Comme, après tout, ce conseil était prudent, nous avançâmes tous ensemble, sans prendre toutefois la peine de cacher notre approche, mais en marchant d’un pas mesuré. Une sensation étrange s’empara de moi en remarquant qu’aucun des arpenteurs ne bougeait. Le soupçon de l’affreuse vérité se présenta aussitôt à mon esprit, mais je puis à peine dire que l’horreur que j’éprouvai en fut moins grande quand, en approchant, nous reconnûmes à la lividité des visages, à la fixité des yeux, que tous nos amis étaient morts.
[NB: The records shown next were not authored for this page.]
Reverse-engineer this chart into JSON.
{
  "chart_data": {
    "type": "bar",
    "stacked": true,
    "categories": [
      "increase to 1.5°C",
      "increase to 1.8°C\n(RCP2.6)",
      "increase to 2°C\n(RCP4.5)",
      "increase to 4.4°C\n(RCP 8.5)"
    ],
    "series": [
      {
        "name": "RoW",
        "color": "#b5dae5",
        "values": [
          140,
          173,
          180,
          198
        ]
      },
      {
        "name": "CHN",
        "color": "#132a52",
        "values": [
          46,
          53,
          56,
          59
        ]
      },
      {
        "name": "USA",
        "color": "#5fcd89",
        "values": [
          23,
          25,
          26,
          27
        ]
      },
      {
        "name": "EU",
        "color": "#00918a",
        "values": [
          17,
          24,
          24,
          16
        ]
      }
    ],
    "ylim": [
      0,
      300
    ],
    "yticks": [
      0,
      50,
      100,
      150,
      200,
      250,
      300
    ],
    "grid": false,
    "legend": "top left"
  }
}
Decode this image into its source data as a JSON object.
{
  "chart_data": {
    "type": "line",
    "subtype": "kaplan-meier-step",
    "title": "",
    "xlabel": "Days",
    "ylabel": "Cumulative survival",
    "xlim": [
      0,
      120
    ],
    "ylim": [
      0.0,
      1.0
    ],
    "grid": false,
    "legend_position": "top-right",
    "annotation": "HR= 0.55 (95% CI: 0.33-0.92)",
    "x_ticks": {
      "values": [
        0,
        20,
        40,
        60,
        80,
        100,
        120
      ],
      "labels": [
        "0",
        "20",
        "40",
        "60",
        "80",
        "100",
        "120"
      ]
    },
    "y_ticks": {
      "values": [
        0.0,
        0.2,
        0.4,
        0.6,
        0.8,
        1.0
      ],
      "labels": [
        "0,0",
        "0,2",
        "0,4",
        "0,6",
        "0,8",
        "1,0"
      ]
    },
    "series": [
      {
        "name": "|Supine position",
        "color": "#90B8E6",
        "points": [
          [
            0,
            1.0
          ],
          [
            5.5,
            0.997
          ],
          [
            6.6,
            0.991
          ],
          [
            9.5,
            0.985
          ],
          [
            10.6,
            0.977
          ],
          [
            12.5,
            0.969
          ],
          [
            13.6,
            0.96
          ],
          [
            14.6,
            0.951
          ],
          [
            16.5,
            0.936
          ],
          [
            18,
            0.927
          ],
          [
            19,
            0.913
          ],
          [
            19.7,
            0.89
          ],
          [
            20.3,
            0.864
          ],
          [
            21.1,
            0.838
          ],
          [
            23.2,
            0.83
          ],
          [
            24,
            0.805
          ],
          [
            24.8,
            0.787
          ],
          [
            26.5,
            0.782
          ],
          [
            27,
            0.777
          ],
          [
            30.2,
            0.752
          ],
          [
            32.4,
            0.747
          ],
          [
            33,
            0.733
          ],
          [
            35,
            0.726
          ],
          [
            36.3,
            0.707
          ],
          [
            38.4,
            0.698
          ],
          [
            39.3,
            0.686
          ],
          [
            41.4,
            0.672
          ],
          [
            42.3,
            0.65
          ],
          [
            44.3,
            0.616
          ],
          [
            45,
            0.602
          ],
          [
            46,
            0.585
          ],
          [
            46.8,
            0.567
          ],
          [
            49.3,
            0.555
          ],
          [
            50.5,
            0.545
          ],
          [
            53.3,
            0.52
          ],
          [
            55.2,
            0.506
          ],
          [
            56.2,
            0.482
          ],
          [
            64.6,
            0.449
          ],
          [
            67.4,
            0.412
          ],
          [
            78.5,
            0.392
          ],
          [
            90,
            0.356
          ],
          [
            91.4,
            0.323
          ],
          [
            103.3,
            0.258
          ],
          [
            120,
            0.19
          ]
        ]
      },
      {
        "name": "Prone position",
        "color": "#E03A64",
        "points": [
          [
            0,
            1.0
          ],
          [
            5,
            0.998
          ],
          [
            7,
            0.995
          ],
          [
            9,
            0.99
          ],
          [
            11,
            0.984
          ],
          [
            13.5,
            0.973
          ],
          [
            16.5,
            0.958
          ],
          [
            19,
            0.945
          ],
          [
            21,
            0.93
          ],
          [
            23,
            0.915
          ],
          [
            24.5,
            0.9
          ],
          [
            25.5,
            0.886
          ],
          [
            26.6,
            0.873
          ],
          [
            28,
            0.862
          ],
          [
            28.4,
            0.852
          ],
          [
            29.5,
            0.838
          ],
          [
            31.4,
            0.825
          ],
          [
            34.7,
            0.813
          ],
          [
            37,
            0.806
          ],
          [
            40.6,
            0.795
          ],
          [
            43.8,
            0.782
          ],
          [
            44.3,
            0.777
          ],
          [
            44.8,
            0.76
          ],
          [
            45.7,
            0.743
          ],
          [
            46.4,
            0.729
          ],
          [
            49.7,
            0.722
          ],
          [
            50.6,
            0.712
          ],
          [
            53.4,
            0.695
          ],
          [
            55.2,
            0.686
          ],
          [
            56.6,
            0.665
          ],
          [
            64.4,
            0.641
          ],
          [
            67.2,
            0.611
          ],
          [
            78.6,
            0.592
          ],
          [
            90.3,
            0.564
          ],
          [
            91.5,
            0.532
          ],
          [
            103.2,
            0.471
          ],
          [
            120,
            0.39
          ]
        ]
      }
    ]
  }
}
Les Indiens s’étaient fait un atroce plaisir de placer les corps dans des attitudes qui pussent faire croire que leurs victimes se livraient tranquillement au repos.

— Juste ciel ! s’écria Guert en laissant tomber à terre la crosse de son fusil, nous arrivons trop tard !

Personne ne parla. En ôtant les bonnets, nous découvrîmes que nos malheureux compagnons avaient été scalpés, et que ceux que nous avions laissés si peu de jours auparavant pleins de force et de santé n’étaient plus que des cadavres inanimés. L’autre Indien, le Sauteur restait seul à retrouver. Les quatre autres avaient été tués à coups de balle. M. Traverse en avait reçu à trois endroits différents.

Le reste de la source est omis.